Choose the right starting point
Five calculators, five different questions.
The time card calculator totals a week of clock-in, clock-out, and unpaid-break entries. The workday earnings calculator focuses on one active shift. The hourly-to-salary calculator compares pay periods using your schedule. The overtime calculator separates regular and premium hours. The pay raise calculator turns a percentage into a new gross amount.
| Your question | Use this calculator | Main output |
|---|---|---|
| How many hours did I work this week? | Time Card & Work Hours | Daily, weekly, overtime, and gross totals |
| How much have I earned during today's shift? | Workday Earnings | Live gross estimate and paid time |
| What is this hourly rate as a salary? | Hourly to Salary | Hourly through annual equivalents |
| What is my overtime worth? | Overtime Pay | Regular pay, overtime pay, and total gross |
| How much money does a raise add? | Pay Raise | New pay and annual increase |
Keep gross pay, hours, and take-home pay separate.
Gross pay is compensation before payroll deductions. Take-home pay is what remains after taxes, benefits, retirement contributions, garnishments, and other deductions. Siftlet's work calculators estimate gross amounts because a reliable take-home calculation needs location, filing status, current tax rules, and employer-specific deductions.
Hours can also mean different things. Elapsed shift time includes every minute between start and end. Paid time removes unpaid breaks. Overtime hours depend on the rule that applies to the worker and workweek. Each calculator labels the assumption it uses so a result can be checked instead of treated as a payroll record.
Why the calculators stay local.
Pay rates and work schedules are personal. These tools calculate in the active browser tab and do not create an account, upload the entries, or save a time sheet on a Siftlet server. That local design also makes the result immediate. Closing or refreshing the page clears the entries unless the browser itself restores form values.

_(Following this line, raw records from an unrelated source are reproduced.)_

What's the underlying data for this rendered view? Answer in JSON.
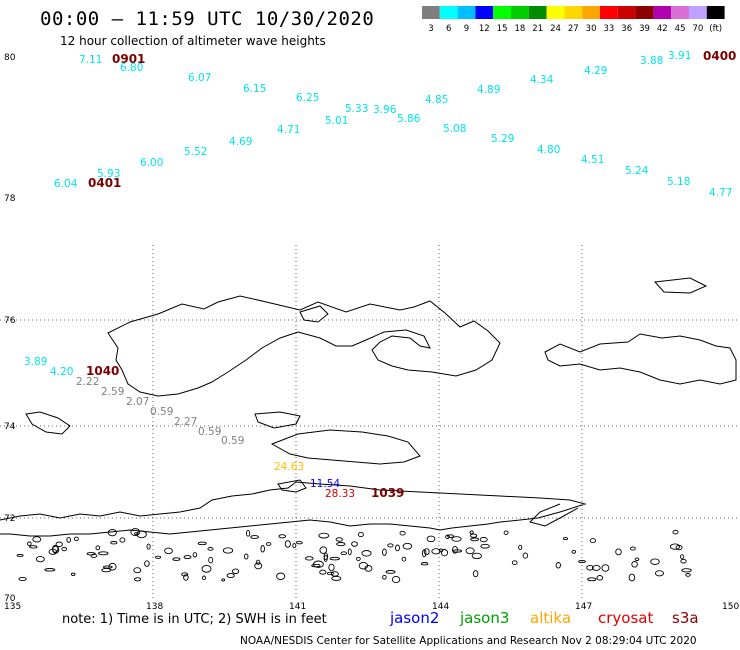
{
  "header": {
    "title": "00:00 – 11:59 UTC 10/30/2020",
    "subtitle": "12 hour collection of altimeter wave heights"
  },
  "colorbar": {
    "colors": [
      "#7f7f7f",
      "#00ffff",
      "#00bfff",
      "#0000ff",
      "#00ff00",
      "#00cd00",
      "#008b00",
      "#ffff00",
      "#ffd700",
      "#ffa500",
      "#ff0000",
      "#cd0000",
      "#8b0000",
      "#b000b0",
      "#da70d6",
      "#c0a0ff",
      "#000000"
    ],
    "labels": [
      "3",
      "6",
      "9",
      "12",
      "15",
      "18",
      "21",
      "24",
      "27",
      "30",
      "33",
      "36",
      "39",
      "42",
      "45",
      "70",
      "(ft)"
    ]
  },
  "axes": {
    "lat_labels": [
      "80",
      "78",
      "76",
      "74",
      "72",
      "70"
    ],
    "lon_labels": [
      "135",
      "138",
      "141",
      "144",
      "147",
      "150"
    ]
  },
  "wave_labels": [
    {
      "text": "7.11",
      "color": "#00e5ee"
    },
    {
      "text": "0901",
      "color": "#7a0000"
    },
    {
      "text": "6.80",
      "color": "#00e5ee"
    },
    {
      "text": "6.07",
      "color": "#00e5ee"
    },
    {
      "text": "6.15",
      "color": "#00e5ee"
    },
    {
      "text": "6.25",
      "color": "#00e5ee"
    },
    {
      "text": "5.33",
      "color": "#00e5ee"
    },
    {
      "text": "3.96",
      "color": "#00e5ee"
    },
    {
      "text": "5.86",
      "color": "#00e5ee"
    },
    {
      "text": "4.85",
      "color": "#00e5ee"
    },
    {
      "text": "4.89",
      "color": "#00e5ee"
    },
    {
      "text": "4.34",
      "color": "#00e5ee"
    },
    {
      "text": "4.29",
      "color": "#00e5ee"
    },
    {
      "text": "3.88",
      "color": "#00e5ee"
    },
    {
      "text": "3.91",
      "color": "#00e5ee"
    },
    {
      "text": "0400",
      "color": "#7a0000"
    },
    {
      "text": "5.01",
      "color": "#00e5ee"
    },
    {
      "text": "4.71",
      "color": "#00e5ee"
    },
    {
      "text": "4.69",
      "color": "#00e5ee"
    },
    {
      "text": "5.52",
      "color": "#00e5ee"
    },
    {
      "text": "6.00",
      "color": "#00e5ee"
    },
    {
      "text": "5.93",
      "color": "#00e5ee"
    },
    {
      "text": "6.04",
      "color": "#00e5ee"
    },
    {
      "text": "0401",
      "color": "#7a0000"
    },
    {
      "text": "5.08",
      "color": "#00e5ee"
    },
    {
      "text": "5.29",
      "color": "#00e5ee"
    },
    {
      "text": "4.80",
      "color": "#00e5ee"
    },
    {
      "text": "4.51",
      "color": "#00e5ee"
    },
    {
      "text": "5.24",
      "color": "#00e5ee"
    },
    {
      "text": "5.18",
      "color": "#00e5ee"
    },
    {
      "text": "4.77",
      "color": "#00e5ee"
    },
    {
      "text": "3.89",
      "color": "#00e5ee"
    },
    {
      "text": "4.20",
      "color": "#00e5ee"
    },
    {
      "text": "1040",
      "color": "#7a0000"
    },
    {
      "text": "2.22",
      "color": "#808080"
    },
    {
      "text": "2.59",
      "color": "#808080"
    },
    {
      "text": "2.07",
      "color": "#808080"
    },
    {
      "text": "0.59",
      "color": "#808080"
    },
    {
      "text": "2.27",
      "color": "#808080"
    },
    {
      "text": "0.59",
      "color": "#808080"
    },
    {
      "text": "0.59",
      "color": "#808080"
    },
    {
      "text": "24.63",
      "color": "#ffc000"
    },
    {
      "text": "11.54",
      "color": "#0000ff"
    },
    {
      "text": "28.33",
      "color": "#cd0000"
    },
    {
      "text": "1039",
      "color": "#7a0000"
    }
  ],
  "footer": {
    "note": "note:  1) Time is in UTC;  2) SWH is in feet",
    "satellites": [
      {
        "name": "jason2",
        "color": "#0000ee"
      },
      {
        "name": "jason3",
        "color": "#00a000"
      },
      {
        "name": "altika",
        "color": "#ffa500"
      },
      {
        "name": "cryosat",
        "color": "#dd0000"
      },
      {
        "name": "s3a",
        "color": "#8b0000"
      }
    ],
    "credit": "NOAA/NESDIS Center for Satellite Applications and Research    Nov  2 08:29:04 UTC 2020"
  }
}
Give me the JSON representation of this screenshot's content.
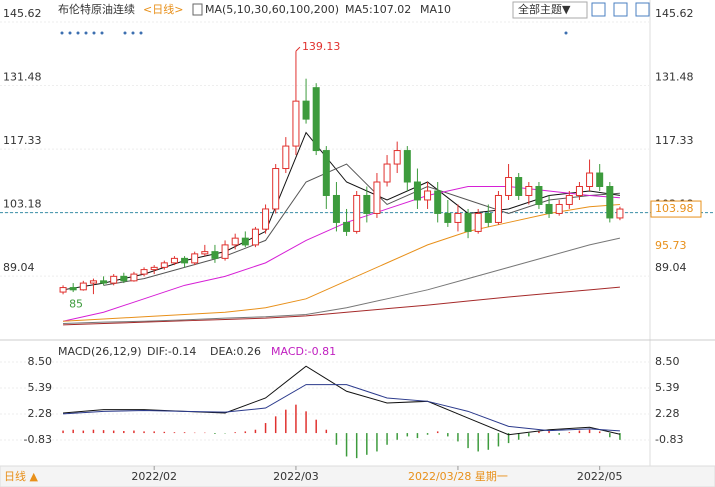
{
  "header": {
    "title": "布伦特原油连续",
    "period": "<日线>",
    "ma_params": "MA(5,10,30,60,100,200)",
    "ma5": "MA5:107.02",
    "ma10": "MA10",
    "theme_button": "全部主题▼"
  },
  "footer": {
    "period_button": "日线 ▲"
  },
  "chart_data": [
    {
      "type": "candlestick",
      "open": [
        85.5,
        86.5,
        86,
        87.5,
        88,
        87.5,
        89,
        88,
        89.5,
        90.5,
        91,
        92,
        93,
        92,
        94,
        94.5,
        93,
        96,
        97.5,
        96,
        99.5,
        104,
        113,
        118,
        128,
        131,
        117,
        107,
        101,
        99,
        107,
        103,
        110,
        114,
        117,
        110,
        106,
        108,
        103,
        101,
        103,
        99,
        103,
        101,
        107,
        111,
        107,
        109,
        105,
        103,
        105,
        107,
        109,
        112,
        109,
        102
      ],
      "high": [
        87,
        87.5,
        88,
        88.5,
        89,
        89.5,
        89.8,
        90,
        91,
        91.5,
        92.5,
        93.5,
        93.5,
        94.5,
        96,
        96,
        97,
        98.5,
        99,
        100,
        105,
        114,
        120,
        139.13,
        133,
        132,
        118,
        110,
        104,
        108,
        109,
        112,
        116,
        119,
        118,
        113,
        110,
        110,
        106,
        105,
        104,
        104,
        105,
        108,
        114,
        112,
        110,
        110,
        107,
        106,
        108,
        110,
        115,
        114,
        110,
        104.5
      ],
      "low": [
        85,
        85.5,
        85.8,
        85.04,
        87,
        87,
        87.5,
        87.8,
        89,
        89.5,
        90.5,
        91.5,
        91,
        91.5,
        93.5,
        92,
        92.5,
        95,
        95.5,
        95.5,
        98.5,
        103,
        112,
        116,
        123,
        116,
        104,
        99,
        98,
        98.5,
        101,
        102,
        109,
        112,
        108,
        104,
        104,
        101,
        100,
        99,
        97.5,
        98.5,
        100,
        100.5,
        106,
        106,
        105,
        104,
        102,
        102.5,
        104,
        106,
        108,
        108,
        101,
        101.5
      ],
      "close": [
        86.5,
        86,
        87.5,
        88,
        87.5,
        89,
        88,
        89.5,
        90.5,
        91,
        92,
        93,
        92,
        94,
        94.5,
        93,
        96,
        97.5,
        96,
        99.5,
        104,
        113,
        118,
        128,
        124,
        117,
        107,
        101,
        99,
        107,
        103,
        110,
        114,
        117,
        110,
        106,
        108,
        103,
        101,
        103,
        99,
        103,
        101,
        107,
        111,
        107,
        109,
        105,
        103,
        105,
        107,
        109,
        112,
        109,
        102,
        103.98
      ],
      "series": [
        {
          "color": "#111111",
          "x": [
            0,
            4,
            8,
            12,
            16,
            20,
            24,
            28,
            32,
            36,
            40,
            44,
            48,
            52,
            55
          ],
          "values": [
            86,
            87.5,
            89.5,
            92.5,
            94.5,
            99,
            121,
            110,
            106,
            110,
            103,
            104,
            107,
            108,
            107.02
          ]
        },
        {
          "color": "#555555",
          "x": [
            4,
            8,
            12,
            16,
            20,
            24,
            28,
            32,
            36,
            40,
            44,
            48,
            52,
            55
          ],
          "values": [
            87,
            88.5,
            91,
            93.5,
            97,
            110,
            114,
            105,
            109,
            106,
            103,
            106,
            107,
            107.5
          ]
        },
        {
          "color": "#d61fd6",
          "x": [
            0,
            4,
            8,
            12,
            16,
            20,
            24,
            28,
            32,
            36,
            40,
            44,
            48,
            52,
            55
          ],
          "values": [
            79,
            81,
            84,
            87,
            89,
            92,
            97,
            101,
            104,
            107,
            109,
            109,
            108,
            107,
            106.5
          ]
        },
        {
          "color": "#e8901a",
          "x": [
            0,
            4,
            8,
            12,
            16,
            20,
            24,
            28,
            32,
            36,
            40,
            44,
            48,
            52,
            55
          ],
          "values": [
            79,
            79.5,
            80,
            80.5,
            81,
            82,
            84,
            88,
            92,
            96,
            99,
            101,
            103,
            104.5,
            105
          ]
        },
        {
          "color": "#777777",
          "x": [
            0,
            4,
            8,
            12,
            16,
            20,
            24,
            28,
            32,
            36,
            40,
            44,
            48,
            52,
            55
          ],
          "values": [
            78.5,
            78.8,
            79,
            79.3,
            79.7,
            80,
            80.5,
            82,
            84,
            86,
            88.5,
            91,
            93.5,
            96,
            97.5
          ]
        },
        {
          "color": "#a52a2a",
          "x": [
            0,
            4,
            8,
            12,
            16,
            20,
            24,
            28,
            32,
            36,
            40,
            44,
            48,
            52,
            55
          ],
          "values": [
            78.2,
            78.5,
            78.8,
            79.1,
            79.4,
            79.7,
            80.2,
            81,
            81.8,
            82.6,
            83.5,
            84.4,
            85.2,
            86,
            86.6
          ]
        }
      ],
      "marker_labels": [
        95.73
      ],
      "xlim": [
        -0.5,
        55.5
      ],
      "ylim": [
        77.5,
        147.4
      ],
      "yticks": [
        145.62,
        131.48,
        117.33,
        103.18,
        89.04
      ]
    },
    {
      "type": "macd",
      "title": "MACD(26,12,9)",
      "dif_label": "DIF:-0.14",
      "dea_label": "DEA:0.26",
      "macd_label": "MACD:-0.81",
      "histogram": [
        0.3,
        0.4,
        0.3,
        0.4,
        0.35,
        0.3,
        0.25,
        0.3,
        0.2,
        0.2,
        0.15,
        0.1,
        0.1,
        0.05,
        0.05,
        -0.1,
        -0.05,
        0.1,
        0.2,
        0.4,
        1.2,
        2.0,
        2.8,
        3.4,
        2.6,
        1.6,
        0.4,
        -1.4,
        -2.8,
        -3.0,
        -2.6,
        -2.2,
        -1.4,
        -0.8,
        -0.4,
        -0.6,
        -0.2,
        0.2,
        -0.4,
        -1.0,
        -1.8,
        -2.2,
        -2.0,
        -1.6,
        -1.2,
        -0.8,
        -0.4,
        0.2,
        0.3,
        -0.2,
        0.1,
        0.3,
        0.4,
        0.2,
        -0.5,
        -0.81
      ],
      "series": [
        {
          "color": "#111111",
          "x": [
            0,
            4,
            8,
            12,
            16,
            20,
            24,
            28,
            32,
            36,
            40,
            44,
            48,
            52,
            55
          ],
          "values": [
            2.4,
            2.8,
            2.8,
            2.6,
            2.4,
            4.2,
            8.0,
            5.0,
            3.6,
            3.8,
            1.8,
            -0.2,
            0.4,
            0.7,
            -0.14
          ]
        },
        {
          "color": "#2b3a8c",
          "x": [
            0,
            4,
            8,
            12,
            16,
            20,
            24,
            28,
            32,
            36,
            40,
            44,
            48,
            52,
            55
          ],
          "values": [
            2.3,
            2.6,
            2.7,
            2.6,
            2.5,
            3.0,
            5.8,
            5.8,
            4.2,
            3.8,
            2.6,
            0.8,
            0.3,
            0.5,
            0.26
          ]
        }
      ],
      "xlim": [
        -0.5,
        55.5
      ],
      "ylim": [
        -3.94,
        9.94
      ],
      "yticks": [
        {
          "value": 8.5,
          "label": "8.50"
        },
        5.39,
        2.28,
        -0.83
      ],
      "xticks": [
        {
          "value": 9,
          "label": "2022/02"
        },
        {
          "value": 23,
          "label": "2022/03"
        },
        {
          "value": 39,
          "label": "2022/03/28 星期一"
        },
        {
          "value": 53,
          "label": "2022/05"
        }
      ]
    }
  ]
}
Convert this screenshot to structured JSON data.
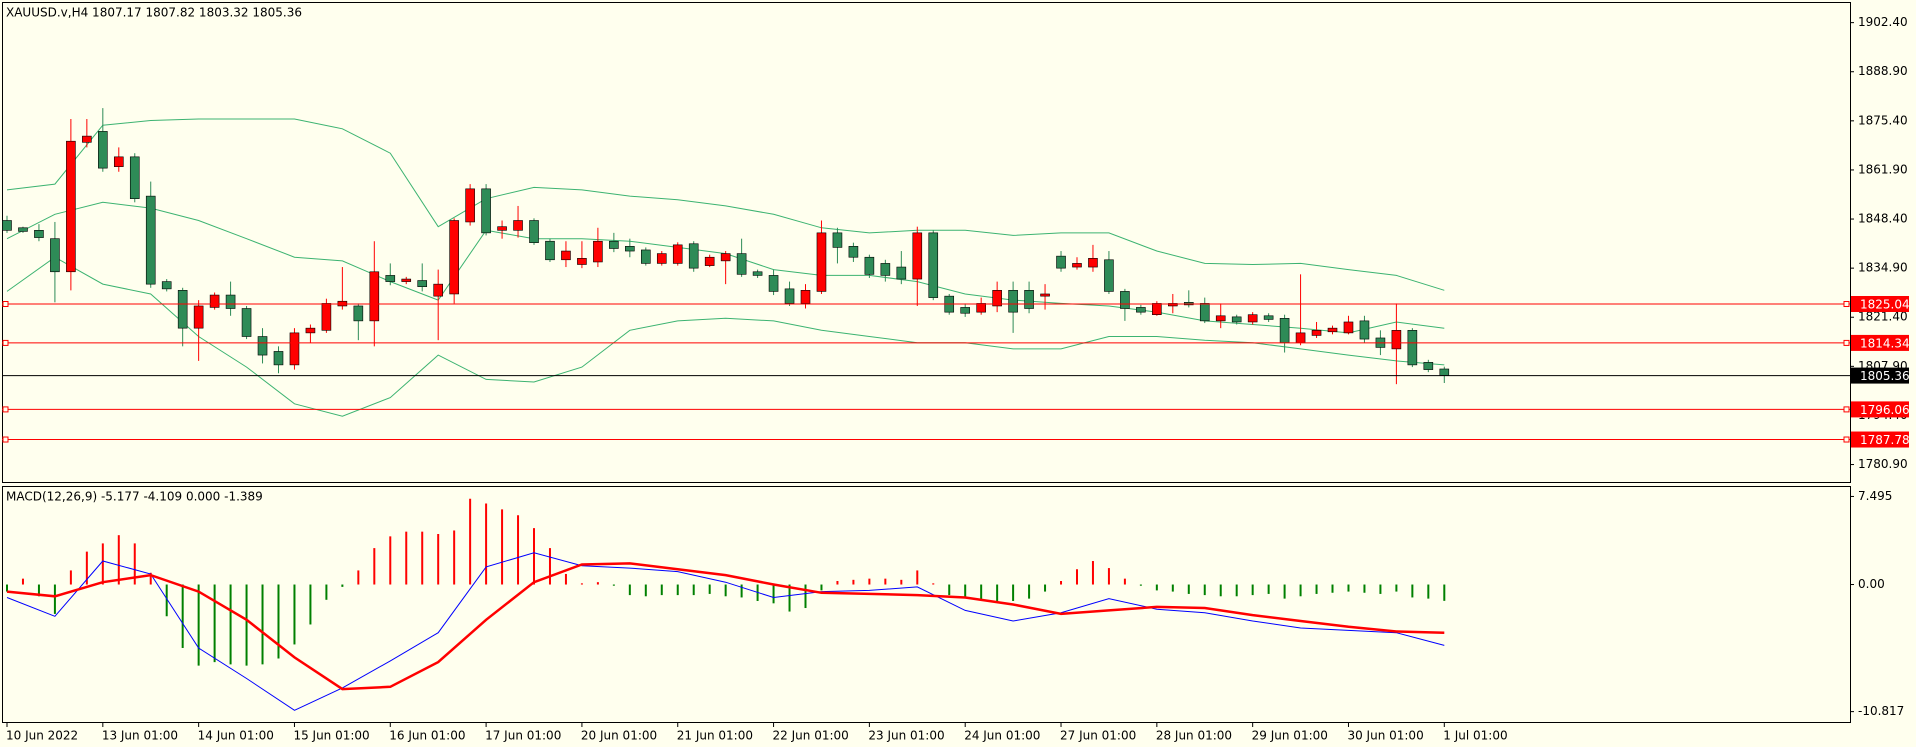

What to verify before using an estimate.
Check the pay period, paid hours, unpaid breaks, overtime threshold, multiplier, and whether bonuses or differentials belong in the regular rate. Employer rounding and state rules can change a payroll result. For U.S. overtime eligibility, use the official U.S. government overview and your employer's written policy.
These calculators are planning tools. They do not replace a pay statement, employment agreement, tax calculation, or legal advice.